SH41E-2408
Exploring the Galactic Environment of the Sun with IMAP

Thursday, 17 December 2015
Poster Hall (Moscone South)
Priscilla C Frisch, University of Chicago, Chicago, IL, United States, Eberhard Moebius, University of New Hampshire, Institute for the Study of Earth, Oceans and Space, and Department of Physics, Durham, NH, United States, Herbert O Funsten, Los Alamos National Laboratory, Los Alamos, NM, United States, David J McComas, Southwest Research Institute, San Antonio, TX, United States, Nathan Schwadron, University of New Hampshire Main Campus, Space Science Center, Durham, NH, United States and Jonathan D Slavin, Harvard-Smithsonian Center for Astrophysics, Cambridge, MA, United States
Abstract:
The Interstellar Mapping and Acceleration Probe (IMAP) will be capable of providing detailed constraints on the physical conditions, ionization environment, and variability of the Local Interstellar Cloud (LIC) that surrounds the heliosphere.
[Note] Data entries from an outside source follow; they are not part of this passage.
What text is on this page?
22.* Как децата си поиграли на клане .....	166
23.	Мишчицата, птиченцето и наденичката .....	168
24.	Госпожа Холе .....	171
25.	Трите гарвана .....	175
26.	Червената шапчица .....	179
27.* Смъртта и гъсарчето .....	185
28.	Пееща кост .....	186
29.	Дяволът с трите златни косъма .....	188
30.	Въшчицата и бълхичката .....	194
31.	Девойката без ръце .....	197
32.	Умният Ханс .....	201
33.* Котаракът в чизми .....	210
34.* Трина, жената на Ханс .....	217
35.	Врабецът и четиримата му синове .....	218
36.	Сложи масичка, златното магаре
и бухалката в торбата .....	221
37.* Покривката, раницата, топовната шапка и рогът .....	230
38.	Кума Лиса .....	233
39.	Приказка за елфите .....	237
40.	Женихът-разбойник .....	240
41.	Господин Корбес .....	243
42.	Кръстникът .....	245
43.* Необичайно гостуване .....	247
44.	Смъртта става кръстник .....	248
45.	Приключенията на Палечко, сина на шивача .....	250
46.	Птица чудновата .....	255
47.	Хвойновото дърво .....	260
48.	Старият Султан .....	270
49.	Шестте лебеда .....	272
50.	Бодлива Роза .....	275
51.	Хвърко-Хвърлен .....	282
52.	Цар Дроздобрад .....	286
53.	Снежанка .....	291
IBEX discovered an extended “ribbon” of energetic neutral atoms (ENAs) whose center is generally accepted to trace the interstellar magnetic field direction in the LIC. Models indicate that the ribbon configuration is a sensitive diagnostic of the LIC physical properties. The higher spatial resolution and sensitivity, and extended energy range, of the IMAP ENA detectors will provide deeper insight into the ribbon structure. Over time the ribbon data may allow sampling of spatial structure at the edge of the LIC. The long sampling interval of the combined IBEX and IMAP ribbon observations will also constrain temporal variations in the surrounding cloud over decades-long time scales. IBEX data on neutral atoms reveal that the LIC consists of warm, partially ionized gas. IMAP measurements of interstellar neutral atoms and pickup ions will provide an accurate basis for evaluating the LIC temperature and ionization state. These results have implications for the origin of the ultraviolet photons that maintain the LIC ionization, and for understanding the boundary regions of interstellar clouds in general. IMAP data on D/H, and 3He/4He will provide invaluable constraints on primordial nucleosynthesis. Different IMAP instruments will independently measure the relative abundances of the common dust grain constituent oxygen, and the noble gases He, Ne, and Ar that are not in the grains, and thus constrain interstellar grain composition in a unique way. IMAP ENA data on the heliosheath regions will add to the accuracy of the composition results by improving our understanding of the ionization processes of these neutrals once inside the heliosphere.